In general, the poems tell, using unconventional language and word choices, the story of two sets of siblings who grow up in much different household conditions than each other. Two live, as the cliche says, on the wrong side of the tracks in a rougher part of town, living with an alcoholic father and a mother who overcompensates by working really hard. Meanwhile the other siblings live in a country home with their grandma. There are lessons within each and between each, said Rempel.
He and Hamilton have collaborated before. They worked together on a video-poem (essentially a music video for the reading of a poem) called Paper Clothes, along with videographer Stephen St. Laurent and musician Raghu Lokanathan.
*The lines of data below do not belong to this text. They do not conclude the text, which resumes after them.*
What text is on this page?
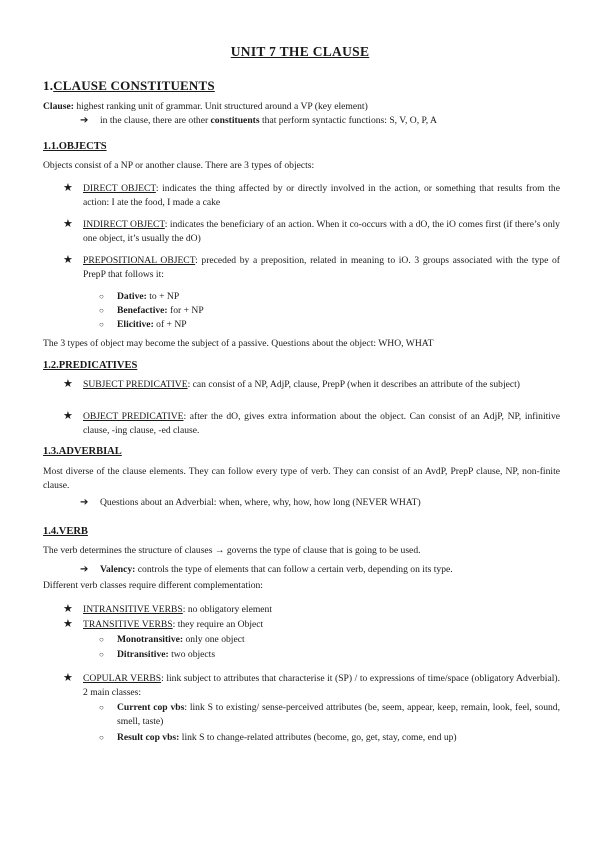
UNIT 7 THE CLAUSE
1.CLAUSE CONSTITUENTS
Clause: highest ranking unit of grammar. Unit structured around a VP (key element)
➔	in the clause, there are other constituents that perform syntactic functions: S, V, O, P, A
1.1.OBJECTS
Objects consist of a NP or another clause. There are 3 types of objects:
★ DIRECT OBJECT: indicates the thing affected by or directly involved in the action, or something that results from the action: I ate the food, I made a cake
★ INDIRECT OBJECT: indicates the beneficiary of an action. When it co-occurs with a dO, the iO comes first (if there’s only one object, it’s usually the dO)
★ PREPOSITIONAL OBJECT: preceded by a preposition, related in meaning to iO. 3 groups associated with the type of PrepP that follows it:
○ Dative: to + NP
○ Benefactive: for + NP
○ Elicitive: of + NP
The 3 types of object may become the subject of a passive. Questions about the object: WHO, WHAT
1.2.PREDICATIVES
★ SUBJECT PREDICATIVE: can consist of a NP, AdjP, clause, PrepP (when it describes an attribute of the subject)
★ OBJECT PREDICATIVE: after the dO, gives extra information about the object. Can consist of an AdjP, NP, infinitive clause, -ing clause, -ed clause.
1.3.ADVERBIAL
Most diverse of the clause elements. They can follow every type of verb. They can consist of an AvdP, PrepP clause, NP, non-finite clause.
➔	Questions about an Adverbial: when, where, why, how, how long (NEVER WHAT)
1.4.VERB
The verb determines the structure of clauses → governs the type of clause that is going to be used.
➔	Valency: controls the type of elements that can follow a certain verb, depending on its type.
Different verb classes require different complementation:
★ INTRANSITIVE VERBS: no obligatory element
★ TRANSITIVE VERBS: they require an Object
○ Monotransitive: only one object
○ Ditransitive: two objects
★ COPULAR VERBS: link subject to attributes that characterise it (SP) / to expressions of time/space (obligatory Adverbial). 2 main classes:
○ Current cop vbs: link S to existing/ sense-perceived attributes (be, seem, appear, keep, remain, look, feel, sound, smell, taste)
○ Result cop vbs: link S to change-related attributes (become, go, get, stay, come, end up)
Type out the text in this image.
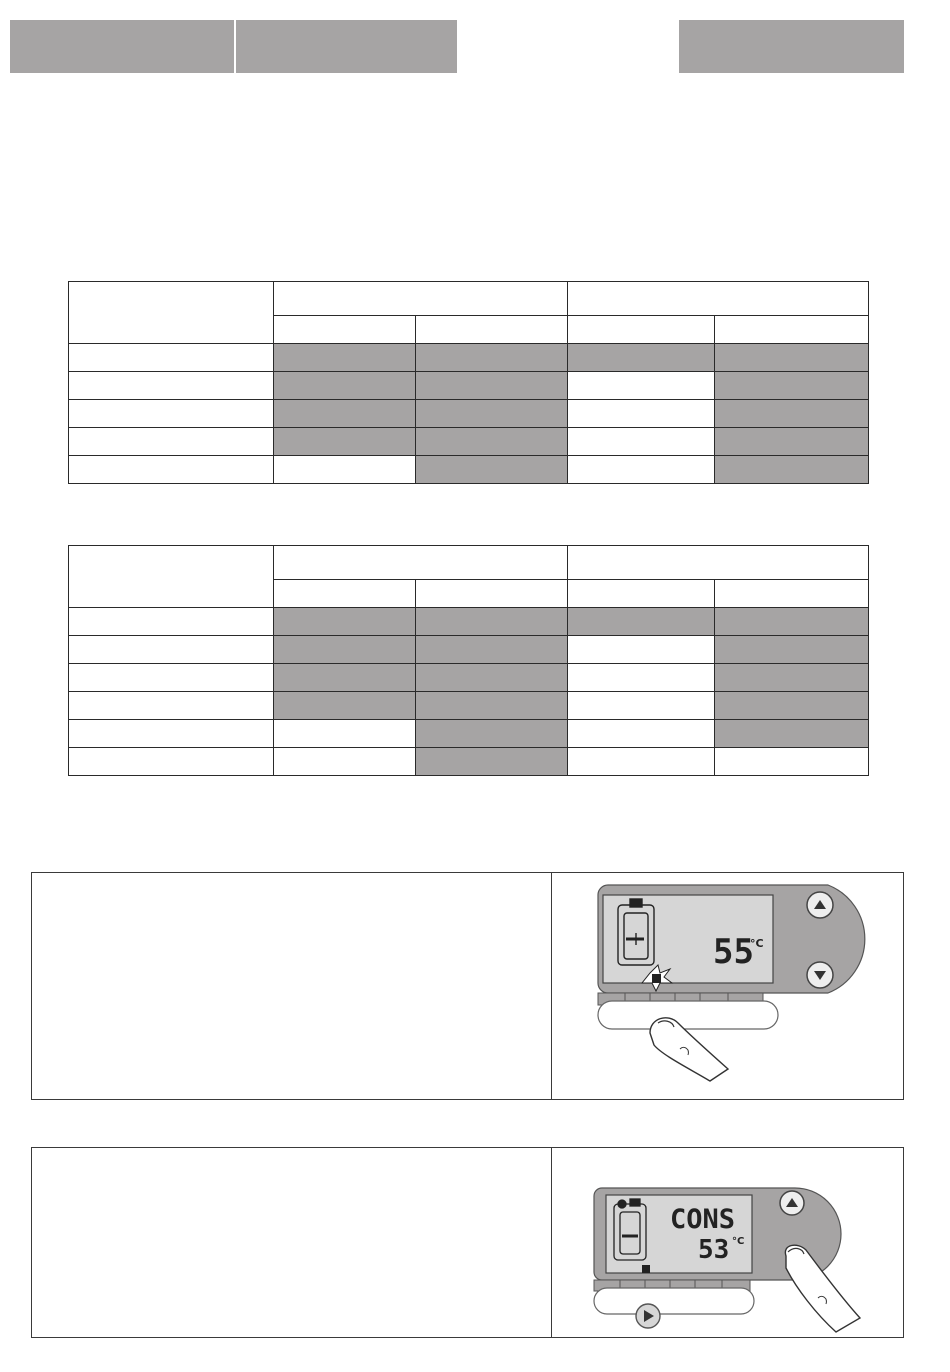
55
°C
CONS
53 °C
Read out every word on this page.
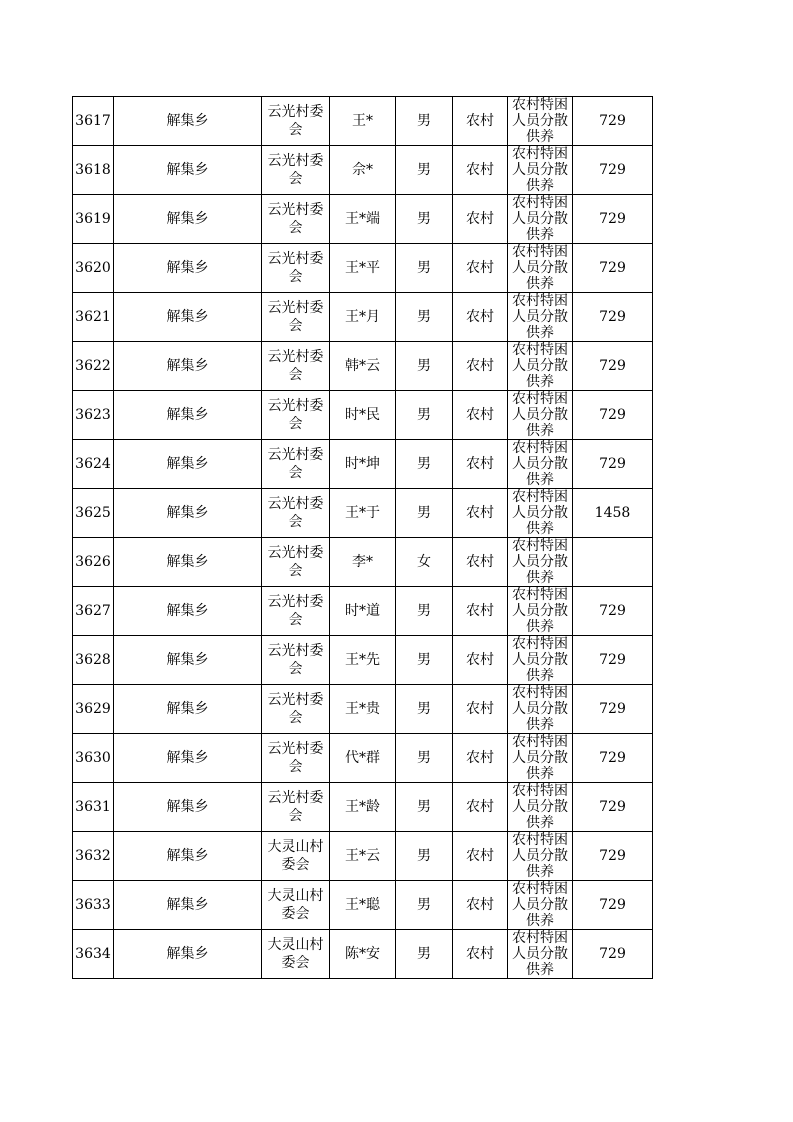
3617	解集乡	云光村委会	王*	男	农村	农村特困人员分散供养	729
3618	解集乡	云光村委会	佘*	男	农村	农村特困人员分散供养	729
3619	解集乡	云光村委会	王*端	男	农村	农村特困人员分散供养	729
3620	解集乡	云光村委会	王*平	男	农村	农村特困人员分散供养	729
3621	解集乡	云光村委会	王*月	男	农村	农村特困人员分散供养	729
3622	解集乡	云光村委会	韩*云	男	农村	农村特困人员分散供养	729
3623	解集乡	云光村委会	时*民	男	农村	农村特困人员分散供养	729
3624	解集乡	云光村委会	时*坤	男	农村	农村特困人员分散供养	729
3625	解集乡	云光村委会	王*于	男	农村	农村特困人员分散供养	1458
3626	解集乡	云光村委会	李*	女	农村	农村特困人员分散供养	

3627	解集乡	云光村委会	时*道	男	农村	农村特困人员分散供养	729
3628	解集乡	云光村委会	王*先	男	农村	农村特困人员分散供养	729
3629	解集乡	云光村委会	王*贵	男	农村	农村特困人员分散供养	729
3630	解集乡	云光村委会	代*群	男	农村	农村特困人员分散供养	729
3631	解集乡	云光村委会	王*龄	男	农村	农村特困人员分散供养	729
3632	解集乡	大灵山村委会	王*云	男	农村	农村特困人员分散供养	729
3633	解集乡	大灵山村委会	王*聪	男	农村	农村特困人员分散供养	729
3634	解集乡	大灵山村委会	陈*安	男	农村	农村特困人员分散供养	729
It's available for viewing on YouTube.
The fruits of that project prompted Rempel and Hamilton to continue into this new project.
"She works a lot in collage work and that allows for an almost surrealistic quality and an openness to possibilities. That matches these particular poems quite well," Rempel said. "I think she produced fantastic work. It's made out of found paper as well as paper she has printed on and then used within the work. It goes beyond straight illustration. There are sometimes elements of the picture that come from the top or the sides, so it isn't traditional pictorial. It is skewed from normal representation. It has a literal layer and then there's a dreamlike and almost conceptual layer to it as well. Perfect."
Hamilton said "This is the first book I'd ever illustrated so it was going well outside my realm of comfort, at first, but I pushed through and I feel really good about how it turned out. I think it was really successful, and it is another way to help people engage with poetry. I think of poetry almost similar to painting in that you are creating visuals for people, and I think it went together really well."
The book is called Four Neat Holes published by Leaf Press. It will be launched with a reception at Art Space Thursday at 7:30 p.m. This casual event is free to attend, with copies of the book available for sale and autograph.
There will be light refreshments served and live music by The Steal Brothers.